Martyr
- Born: Broughton, near Preston, Lancashire, England
- Died: 29 August 1628 Lancaster, England
- Beatified: 15 December 1929 by Pope Pius XI
- Feast: 29 August
- Attributes: holding an ear of wheat, or a lamb

= Richard Herst =

English Roman Catholic martyr

Richard Herst (Hurst) (died 29 August 1628) was an English Roman Catholic recusant layman. He is a Catholic martyr, beatified in 1929.

==Life==
Herst is thought to have been born at Broughton, near Preston, Lancashire, England, where he was a well-to-do yeoman, farming his own land. He was arrested while out ploughing his fields. As he was a recusant, Norcross, a pursuivant, was sent by the Bishop of Chester to arrest him.

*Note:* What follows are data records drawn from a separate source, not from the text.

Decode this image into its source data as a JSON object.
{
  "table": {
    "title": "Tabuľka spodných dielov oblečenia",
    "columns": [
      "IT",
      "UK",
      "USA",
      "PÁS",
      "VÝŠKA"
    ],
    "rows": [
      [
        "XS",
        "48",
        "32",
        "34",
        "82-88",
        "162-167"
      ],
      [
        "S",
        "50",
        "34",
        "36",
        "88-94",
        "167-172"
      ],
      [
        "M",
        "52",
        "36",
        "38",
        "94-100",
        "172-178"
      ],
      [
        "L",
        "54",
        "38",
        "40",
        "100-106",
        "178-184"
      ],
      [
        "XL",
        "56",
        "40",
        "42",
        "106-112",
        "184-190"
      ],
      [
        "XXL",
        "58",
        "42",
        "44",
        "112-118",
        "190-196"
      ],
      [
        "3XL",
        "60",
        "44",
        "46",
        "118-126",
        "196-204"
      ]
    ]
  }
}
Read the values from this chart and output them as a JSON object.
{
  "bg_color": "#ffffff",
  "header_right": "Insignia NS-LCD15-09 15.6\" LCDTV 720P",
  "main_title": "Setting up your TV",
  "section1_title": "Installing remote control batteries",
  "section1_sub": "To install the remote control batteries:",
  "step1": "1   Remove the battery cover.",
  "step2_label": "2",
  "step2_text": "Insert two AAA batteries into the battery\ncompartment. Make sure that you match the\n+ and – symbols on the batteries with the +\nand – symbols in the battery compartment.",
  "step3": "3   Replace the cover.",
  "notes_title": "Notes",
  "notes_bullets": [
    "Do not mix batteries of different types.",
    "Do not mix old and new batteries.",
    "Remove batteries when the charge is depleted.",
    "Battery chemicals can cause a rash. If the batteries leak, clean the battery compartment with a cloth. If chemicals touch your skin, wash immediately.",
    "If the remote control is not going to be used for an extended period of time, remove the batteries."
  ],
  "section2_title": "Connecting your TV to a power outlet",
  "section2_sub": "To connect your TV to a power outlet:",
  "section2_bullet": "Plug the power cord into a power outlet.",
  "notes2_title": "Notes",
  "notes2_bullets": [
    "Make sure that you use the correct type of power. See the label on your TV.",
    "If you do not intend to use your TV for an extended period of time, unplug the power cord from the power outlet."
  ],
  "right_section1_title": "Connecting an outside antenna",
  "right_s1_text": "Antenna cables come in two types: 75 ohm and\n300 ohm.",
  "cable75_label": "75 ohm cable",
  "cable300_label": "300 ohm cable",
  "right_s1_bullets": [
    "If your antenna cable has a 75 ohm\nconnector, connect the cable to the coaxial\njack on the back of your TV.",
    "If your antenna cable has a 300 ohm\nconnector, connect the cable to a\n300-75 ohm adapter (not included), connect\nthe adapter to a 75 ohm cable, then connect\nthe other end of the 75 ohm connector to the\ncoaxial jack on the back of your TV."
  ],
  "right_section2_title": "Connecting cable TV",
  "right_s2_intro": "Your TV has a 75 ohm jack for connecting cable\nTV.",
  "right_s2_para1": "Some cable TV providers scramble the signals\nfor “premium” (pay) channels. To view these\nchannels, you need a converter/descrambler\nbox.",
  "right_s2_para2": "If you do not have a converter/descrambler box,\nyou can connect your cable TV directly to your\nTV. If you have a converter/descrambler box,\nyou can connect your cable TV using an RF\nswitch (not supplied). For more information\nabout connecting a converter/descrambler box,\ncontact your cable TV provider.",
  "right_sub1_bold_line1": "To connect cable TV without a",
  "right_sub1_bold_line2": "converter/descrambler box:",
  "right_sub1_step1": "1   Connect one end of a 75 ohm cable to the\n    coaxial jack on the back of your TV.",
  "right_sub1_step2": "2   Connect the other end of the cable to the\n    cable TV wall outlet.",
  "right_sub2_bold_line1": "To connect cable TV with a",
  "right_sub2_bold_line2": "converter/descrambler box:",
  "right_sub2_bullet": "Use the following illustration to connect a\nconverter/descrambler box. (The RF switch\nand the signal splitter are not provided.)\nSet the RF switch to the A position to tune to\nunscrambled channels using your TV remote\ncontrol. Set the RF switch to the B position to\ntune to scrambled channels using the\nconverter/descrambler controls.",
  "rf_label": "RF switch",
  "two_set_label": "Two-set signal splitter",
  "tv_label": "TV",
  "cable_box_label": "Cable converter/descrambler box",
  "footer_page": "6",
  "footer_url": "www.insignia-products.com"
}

The pursuivants had a fracas with Hurst's servants, in the course of which one of the pursuivant's men, by name Dewhurst, in running over a ploughed field, fell and broke his leg. The wound mortified and proved fatal, and before his death Dewhurst made a solemn oath that his injury was the result of an accident. Nevertheless Hurst was indicted for murder, as the government wished at that time to make severe examples of recusants.

Through Hurst's friends a petition was sent to King Charles I of England, also supported by Queen Henrietta Maria. No evidence contradicting Dewhurst's dying declaration having been adduced, the jury were unwilling to convict; but the foreman of the jury was told by the judge, in the house of the latter, that the government was determined to get a conviction, that a murder had been committed, and that the jury must bring in a verdict of guilty. Hurst was convicted and sentenced to death; on the next day, being commanded to hear a sermon at the Anglican church, he refused and was dragged by the legs for some distance to the church, where he put his fingers in his ears so as not to hear the sermon.

At the gallows he was informed that his life would be spared if he would swear allegiance to the king, but as the oath contained passages to which he objected, he refused and was at once executed. He was executed at Lancaster.